As you may have heard, Florida recently passed a bill called the “Don’t Say Gay” Bill, in an attempt to halt conversations in schools around LGBTQ+ topics, including history and health. Many people have voiced concern for this bill, and for good reason. While it may be masked as a good thing because this bill will “protect children”, it will instead be harming many children struggling to figure out their identities in a society that is ashamed they even exist.
As of now, the bill is designed primarily for kindergarten through third grade – only stating that LGBTQ+ topics talked about in schools after that age have to be vague and “age appropriate”. Many supporters of the bill say this is good, because young children shouldn’t be learning about sex – although there is so much more to LGBTQ+ topics than just sex, and having those people overly sexualized and boiled down to just their sexual relationships to fuel further hatred is honestly just gross and dehumanizing. But, what really qualifies as age appropriate? Of course young children do not need to be exposed to the graphics of sexual experiences, but they are exposed to heterosexual romance at even younger ages. From the moment kids are born, they are placed into very strict gender roles, and shown countless Disney movies with a beautiful princess and strong prince that always kiss at the end. So, is it that parents don’t want their children exposed to sexual or romantic content, or is it only okay when that content is heterosexual, because anything else makes the parents uncomfortable?
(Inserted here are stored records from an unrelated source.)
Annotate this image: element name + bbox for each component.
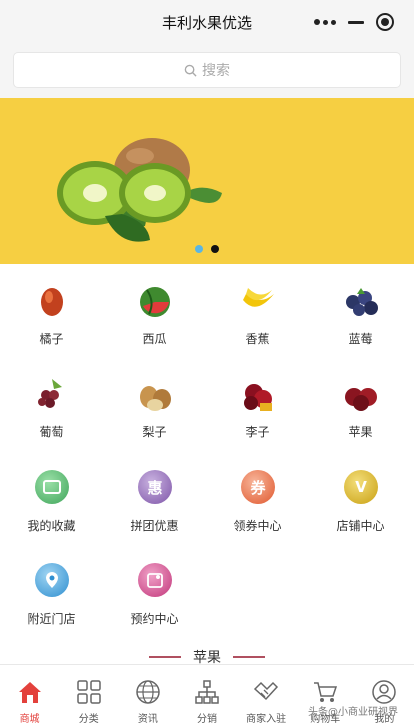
- watermelon-icon: [140, 287, 170, 317]
- home-icon: [18, 682, 41, 703]
- apple-icon: [345, 388, 377, 411]
- coupon-icon: 券: [238, 467, 278, 507]
- grid-item-nearby-store[interactable]: 附近门店: [0, 552, 103, 642]
- grid-item-label: 店铺中心: [336, 519, 385, 533]
- tab-mine[interactable]: 我的: [355, 665, 414, 728]
- tab-label: 资讯: [137, 714, 158, 725]
- tab-merchant-join[interactable]: 商家入驻: [237, 665, 296, 728]
- more-menu-icon[interactable]: [314, 19, 336, 25]
- grid-item-label: 西瓜: [142, 332, 167, 346]
- banner-carousel[interactable]: [0, 98, 414, 264]
- tab-label: 商城: [19, 714, 40, 725]
- cart-icon: [314, 682, 338, 702]
- bottom-tab-bar: 商城 分类 资讯 分销 商家入驻 购物车 我的: [0, 664, 414, 728]
- favorites-icon: [32, 467, 72, 507]
- user-icon: [372, 680, 397, 704]
- tab-label: 分类: [78, 714, 99, 725]
- tab-label: 分销: [196, 714, 217, 725]
- grid-item-label: 李子: [245, 425, 270, 439]
- pear-icon: [140, 386, 171, 411]
- grid-item-orange[interactable]: 橘子: [0, 272, 103, 362]
- grid-item-watermelon[interactable]: 西瓜: [103, 272, 206, 362]
- grid-item-label: 梨子: [142, 425, 167, 439]
- grid-item-grape[interactable]: 葡萄: [0, 365, 103, 455]
- grid-item-label: 领券中心: [233, 519, 282, 533]
- carousel-dot[interactable]: [195, 245, 203, 253]
- location-icon: [32, 560, 72, 600]
- grid-item-label: 葡萄: [39, 425, 64, 439]
- grid-item-apple[interactable]: 苹果: [309, 365, 412, 455]
- minimize-icon[interactable]: [348, 20, 364, 24]
- close-target-icon[interactable]: [376, 13, 394, 31]
- divider: [233, 656, 265, 658]
- tab-cart[interactable]: 购物车: [296, 665, 355, 728]
- grid-item-label: 我的收藏: [27, 519, 76, 533]
- kiwi-banner-image: [57, 138, 222, 242]
- grid-item-banana[interactable]: 香蕉: [206, 272, 309, 362]
- search-area: 搜索: [0, 44, 414, 98]
- tab-mall[interactable]: 商城: [0, 665, 59, 728]
- grid-item-label: 拼团优惠: [130, 519, 179, 533]
- reservation-icon: [135, 560, 175, 600]
- grid-item-store[interactable]: V 店铺中心: [309, 459, 412, 549]
- blueberry-icon: [346, 288, 378, 316]
- grid-item-label: 苹果: [348, 425, 373, 439]
- grid-item-label: 预约中心: [130, 612, 179, 626]
- grid-item-pear[interactable]: 梨子: [103, 365, 206, 455]
- nav-bar: 丰利水果优选: [0, 0, 414, 44]
- tab-news[interactable]: 资讯: [118, 665, 177, 728]
- grid-item-favorites[interactable]: 我的收藏: [0, 459, 103, 549]
- banana-icon: [243, 288, 274, 307]
- group-buy-icon: 惠: [135, 467, 175, 507]
- grid-item-coupon[interactable]: 券 领券中心: [206, 459, 309, 549]
- store-icon: V: [341, 467, 381, 507]
- grape-icon: [38, 379, 62, 408]
- grid-item-blueberry[interactable]: 蓝莓: [309, 272, 412, 362]
- category-icon: [76, 680, 101, 704]
- grid-item-plum[interactable]: 李子: [206, 365, 309, 455]
- grid-item-label: 附近门店: [27, 612, 76, 626]
- grid-item-label: 香蕉: [245, 332, 270, 346]
- tab-label: 商家入驻: [246, 714, 287, 725]
- globe-icon: [136, 680, 160, 704]
- tab-category[interactable]: 分类: [59, 665, 118, 728]
- search-icon: [184, 64, 197, 77]
- grid-item-reservation[interactable]: 预约中心: [103, 552, 206, 642]
- carousel-dot-active[interactable]: [211, 245, 219, 253]
- plum-icon: [244, 384, 272, 411]
- grid-item-label: 橘子: [39, 332, 64, 346]
- search-placeholder: 搜索: [202, 63, 230, 79]
- handshake-icon: [254, 681, 279, 701]
- distribution-icon: [195, 680, 219, 704]
- grid-item-label: 蓝莓: [348, 332, 373, 346]
- tab-distribution[interactable]: 分销: [177, 665, 236, 728]
- grid-item-group-buy[interactable]: 惠 拼团优惠: [103, 459, 206, 549]
- search-input[interactable]: 搜索: [13, 52, 401, 88]
- orange-icon: [41, 288, 63, 316]
- mini-program-capsule: [308, 9, 400, 35]
- divider: [149, 656, 181, 658]
- watermark: 头条@小商业研视界: [308, 707, 398, 718]
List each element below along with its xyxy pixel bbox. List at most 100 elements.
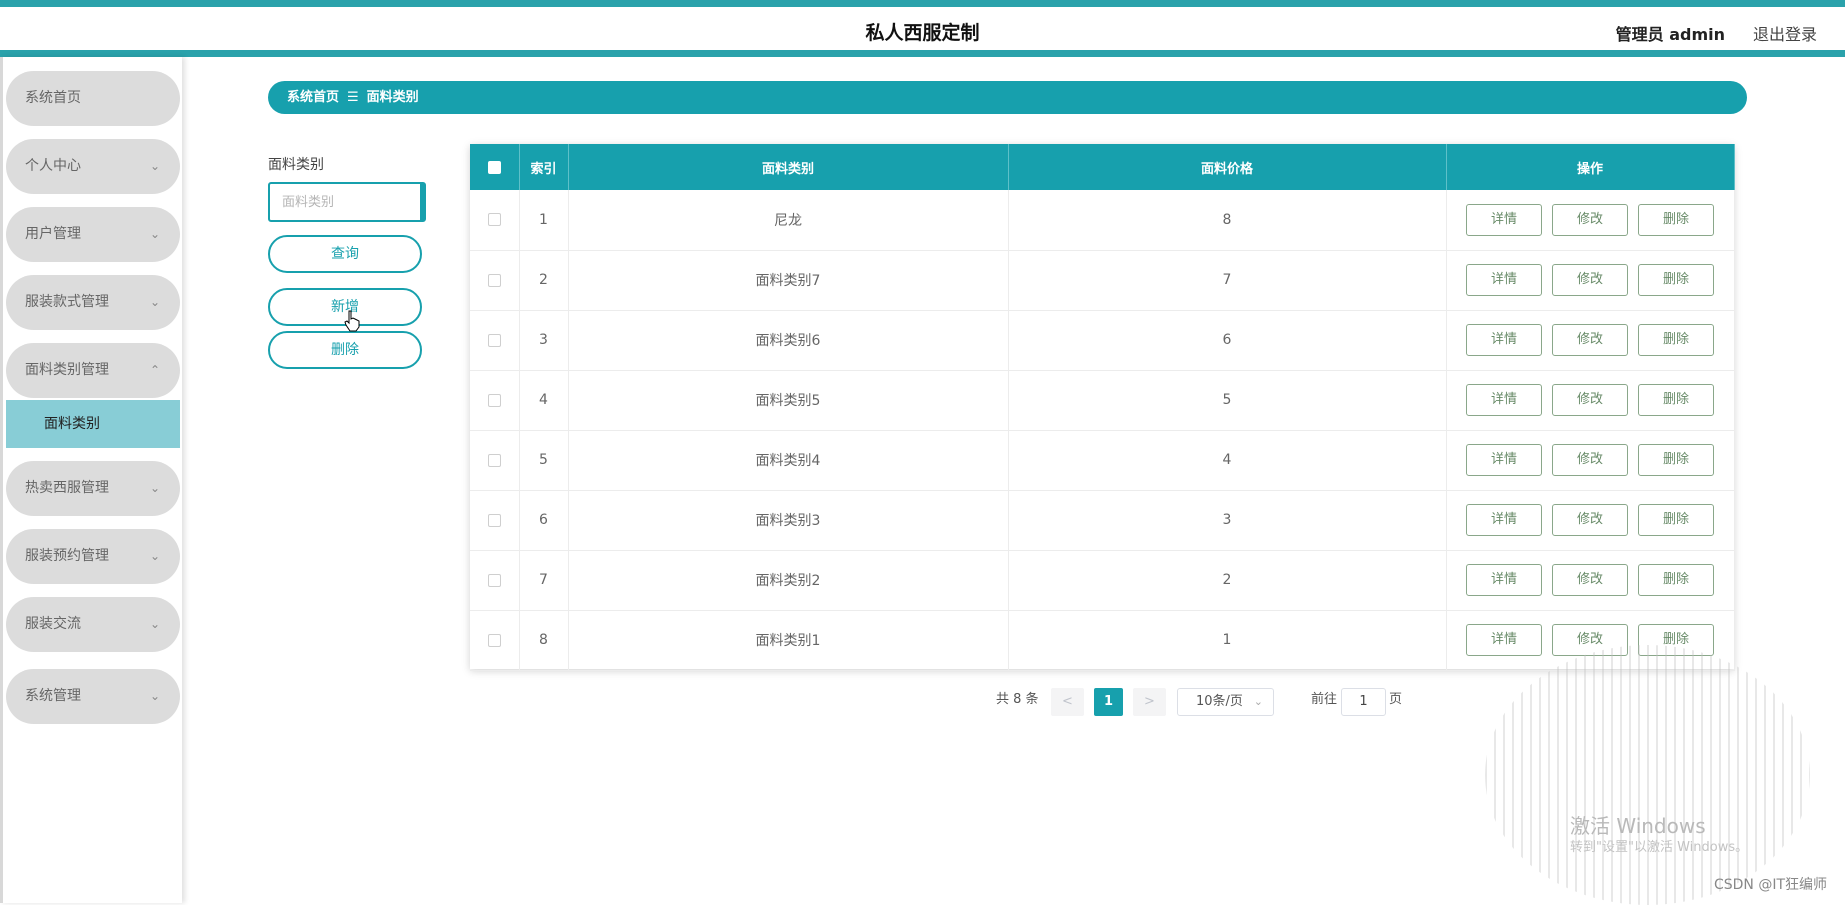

After all, children are not born knowing how to hate – that is taught.
Learning the history of different groups is very important, I would argue especially with children, as they are young and often impressionable based upon their parent’s beliefs. It is critical that kids are taught a wide variety of topics and histories of people, even if those people vary from themselves, so they can grow and enter society as open-minded, compassionate adults.
Lastly, many parents fail to realize that their child has the same possibility of being queer whether they are allowed to talk about it in school or not. Being queer is not a choice, or a phase, or something to be solved as long as they are never told the truths of things they may be feeling. All that does it hurt them. And LGBTQ+ youth, especially transgender youth, already have a much higher suicide rate than their heterosexual, cisgender counterparts. So, remind me again how this is protecting children?
Many schools across the country have staged walk-outs to show solidarity with the LGBTQ+ community. This is why it is so important to have these conversations in school, even if they can be uncomfortable at times. For children, queer or not, to learn about the sometimes devastating past of the LGBTQ+ community, the history of the riots and pride parades, and to include queer couples in conversations within sex education and health classes, can make such a huge impact on their lives. It can mean the difference on if a queer kid will feel comfortable in school surrounded by peers that accept them. It can mean the difference on if a queer kid will open up to their family members and have the courage to come out, knowing that their family won’t disown or disgrace them. It can mean the difference on if a queer kid commits suicide before they even reach adulthood and have the opportunity to live their lives free of shame or fear. That is way more important than “protecting” children from history, and that is why it is so important to continue to say gay.